The objectives of the study were to determine whether concurrent treatment with calcipotriol (50 microg/g) and either clobetasone 17-butyrate cream (0.5 mg/g) (moderate potency) or betamethasone 17-valerate cream (1 mg/g) (potent) or placebo (vehicle of calcipotriol) was more effective and/or caused less skin irritation than calcipotriol cream (50 microg/g) used twice daily. It was a multicentre, double-blind, parallel group study. Patients applied calcipotriol cream in the morning and either vehicle (n = 174), calcipotriol (n = 174), clobetasone (n = 175) or betamethasone creams (n = 176) in the evening for up to 8 weeks. Adverse events led to withdrawal in 20 patients (2.9%). The mean percentage change in PASI (psoriasis area and severity index) was -40.6 in the calcipotriol/vehicle group, -48.3 in the calcipotriol/calcipotriol group, -53.7 in the calcipotriol/clobetasone 17-butyrate group and -57.5 in the calcipotriol/betamethasone 17-valerate group. A statistically significant difference was seen between the four treatment groups (P = 0.006) with calcipotriol/vehicle being less effective than the other treatments. A statistically significant difference in favour of calcipotriol/betamethasone 17-valerate was seen between the calcipotriol/calcipotriol group and the calcipotriol/betamethasone 17-valerate group.
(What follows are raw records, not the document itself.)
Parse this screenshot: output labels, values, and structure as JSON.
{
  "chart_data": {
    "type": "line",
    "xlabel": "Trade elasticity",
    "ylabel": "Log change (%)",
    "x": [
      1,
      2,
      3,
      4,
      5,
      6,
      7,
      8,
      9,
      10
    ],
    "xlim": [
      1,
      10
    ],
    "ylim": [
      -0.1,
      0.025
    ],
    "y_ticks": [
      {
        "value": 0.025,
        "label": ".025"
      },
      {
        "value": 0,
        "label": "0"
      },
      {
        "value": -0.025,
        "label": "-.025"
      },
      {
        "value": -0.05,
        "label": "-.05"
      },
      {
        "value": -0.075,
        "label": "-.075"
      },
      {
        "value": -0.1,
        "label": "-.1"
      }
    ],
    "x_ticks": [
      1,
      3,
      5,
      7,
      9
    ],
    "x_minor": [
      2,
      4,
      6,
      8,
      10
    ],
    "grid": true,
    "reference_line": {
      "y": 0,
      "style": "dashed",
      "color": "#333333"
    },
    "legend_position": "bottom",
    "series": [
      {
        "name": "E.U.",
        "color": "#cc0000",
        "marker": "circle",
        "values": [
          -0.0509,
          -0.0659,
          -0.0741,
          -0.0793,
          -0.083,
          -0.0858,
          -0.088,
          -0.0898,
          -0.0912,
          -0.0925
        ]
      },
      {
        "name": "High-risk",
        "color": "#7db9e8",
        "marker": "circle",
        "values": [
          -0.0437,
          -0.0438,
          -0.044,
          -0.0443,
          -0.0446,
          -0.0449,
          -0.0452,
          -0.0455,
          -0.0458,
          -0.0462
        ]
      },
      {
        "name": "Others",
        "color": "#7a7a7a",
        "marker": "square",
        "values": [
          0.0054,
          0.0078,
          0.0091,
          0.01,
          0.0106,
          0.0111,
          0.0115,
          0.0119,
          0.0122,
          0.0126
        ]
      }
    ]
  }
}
The majority of adverse events were skin irritations, which were reported for 31.2% of patients treated with calcipotriol/vehicle, 34.3% of patients treated with calcipotriol twice daily and 23.8% vs. 17.1% of patients treated with calcipotriol/clobetasone 17-butyrate and calcipotriol/betamethasone 17-valerate, respectively. Skin irritation was seen statistically significantly less frequently in patients treated with calcipotriol/ clobetasone 17-butyrate or calcipotriol/betamethasone 17-valerate (P = 0.001), whereas no difference was seen between the other groups. In conclusion, calcipotriol applied twice daily was as effective as calcipotriol/clobetasone 17-butyrate, but slightly less effective than calcipotriol/betamethasone 17-valerate. The incidence of skin irritation was less for patients using concurrent corticosteroids, whereas treatment with calcipotriol/vehicle did not reduce the incidence of skin irritation when compared with calcipotriol twice daily.